Khan v Meadows – Case Summary

Khan v Meadows

Supreme Court

Citations: [2021] UKSC 21.

Facts

The defendant was a general medical practitioner. The claimant asked to be tested for genetic markers of a hereditary disease. She was concerned that any children she might have would suffer from the disease. The defendant tested the claimant, but negligently failed to inform her that she was a carrier for the disease. The claimant later gave birth to a child who suffered from the disease. The boy also had an unrelated disability.

The claimant sued the defendant in negligence. She claimed both damages associated with the hereditary disease as well as the costs imposed by the unrelated disability. The defendant admitted liability. However, they argued that they should not be liable for the costs associated with the unrelated disability.

Issue(s)
  1. Was the defendant liable for the costs associated with the unrelated disability?
Decision

The Supreme Court held in favour of the defendant. The doctor had not undertaken responsibility for the progression of the pregnancy. He had only undertaken to provide advice as to a particular risk. Therefore, the risk of a completely unrelated disability did not fall within the scope of the defendant’s duty of care.

This Case is Authority For…

The ‘SAAMCO’ principle (derived from South Australia Asset Management Corpn v York Montague Ltd [1997] AC 191) holds that in pure economic loss cases, the defendant is only liable for those losses which fall within the ‘scope’ of his duty of care. In other words, the defendant is only liable for those risks which he has undertaken to guard the claimant against.

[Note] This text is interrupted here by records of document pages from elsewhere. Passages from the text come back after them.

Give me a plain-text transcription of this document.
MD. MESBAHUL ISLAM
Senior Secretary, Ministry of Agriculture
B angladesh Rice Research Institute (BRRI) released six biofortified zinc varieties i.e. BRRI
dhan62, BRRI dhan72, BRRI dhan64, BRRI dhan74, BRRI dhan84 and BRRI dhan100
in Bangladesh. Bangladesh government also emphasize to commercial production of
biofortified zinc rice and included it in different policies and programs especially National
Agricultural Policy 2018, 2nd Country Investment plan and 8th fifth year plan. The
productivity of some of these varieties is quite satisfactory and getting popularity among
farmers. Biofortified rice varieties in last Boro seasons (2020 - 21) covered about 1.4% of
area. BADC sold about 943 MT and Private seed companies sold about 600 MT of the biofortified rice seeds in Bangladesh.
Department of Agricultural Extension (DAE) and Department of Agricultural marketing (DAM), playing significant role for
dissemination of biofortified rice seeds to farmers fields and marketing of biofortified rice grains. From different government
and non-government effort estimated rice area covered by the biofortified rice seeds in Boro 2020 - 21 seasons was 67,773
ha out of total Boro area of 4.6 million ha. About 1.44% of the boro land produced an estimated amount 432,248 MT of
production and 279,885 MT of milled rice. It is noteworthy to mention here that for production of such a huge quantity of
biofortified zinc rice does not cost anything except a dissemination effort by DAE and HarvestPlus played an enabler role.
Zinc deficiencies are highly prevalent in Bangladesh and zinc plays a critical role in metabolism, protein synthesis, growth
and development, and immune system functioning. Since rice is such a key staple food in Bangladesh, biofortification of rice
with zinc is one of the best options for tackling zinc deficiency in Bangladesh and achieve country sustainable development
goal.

The SAAMCO principle prevents liability for losses which would have happened even if the defendant’s advice had been correct and not a breach. For example, imagine in this case that the doctor had been correct to tell the claimant that she was not a carrier of the disease. There would have been no breach, but the claimant would have still had a child with the unrelated disability. Therefore, under SAAMCO, the risk of having a child with an unrelated disability was not within the scope of the duty.

The Supreme Court confirmed that SAAMCO applies to clinical negligence claims. However, in most cases there will be no need to specifically discuss it. This is because it is normally obvious that the harm falls within the scope of the defendant’s duty.

Other

Lords Hodge and Sales gave guidance on the questions which should be asked when the SAAMCO principle is in issue:

  1. The actionability question: ‘Is the harm (loss, injury and damage) which is the subject matter of the claim actionable in negligence?’
  1. The scope of duty question: ‘What are the risks of harm to the claimant against which the law imposes on the defendant a duty to take care?’
  2. The breach question: ‘Did the defendant breach his or her duty by his or her act or omission? (the breach question)’
  3. The factual causation question: ‘Is the loss for which the claimant seeks damages the consequence of the defendant’s act or omission?’
  4. The duty nexus question: ‘Is there a sufficient nexus between a particular element of the harm for which the claimant seeks damages and the subject
    matter of the defendant’s duty of care as analysed at stage 2 above?’
  5. The legal responsibility question: ‘Is a particular element of the harm for which the claimant seeks damages irrecoverable because it is too remote, or
    because there is a different effective cause (including novus actus interveniens) in relation to it or because the claimant has mitigated his or her loss or has failed to avoid loss which he or she could reasonably have been expected to avoid?’

Lord Burrows argued against this approach, stating that the ordinary approach to determining negligence cases (duty/breach/causation/remoteness) was perfectly satisfactory. In particular, he noted that the approach above fails to consider whether the defendant had a duty of care in the first place.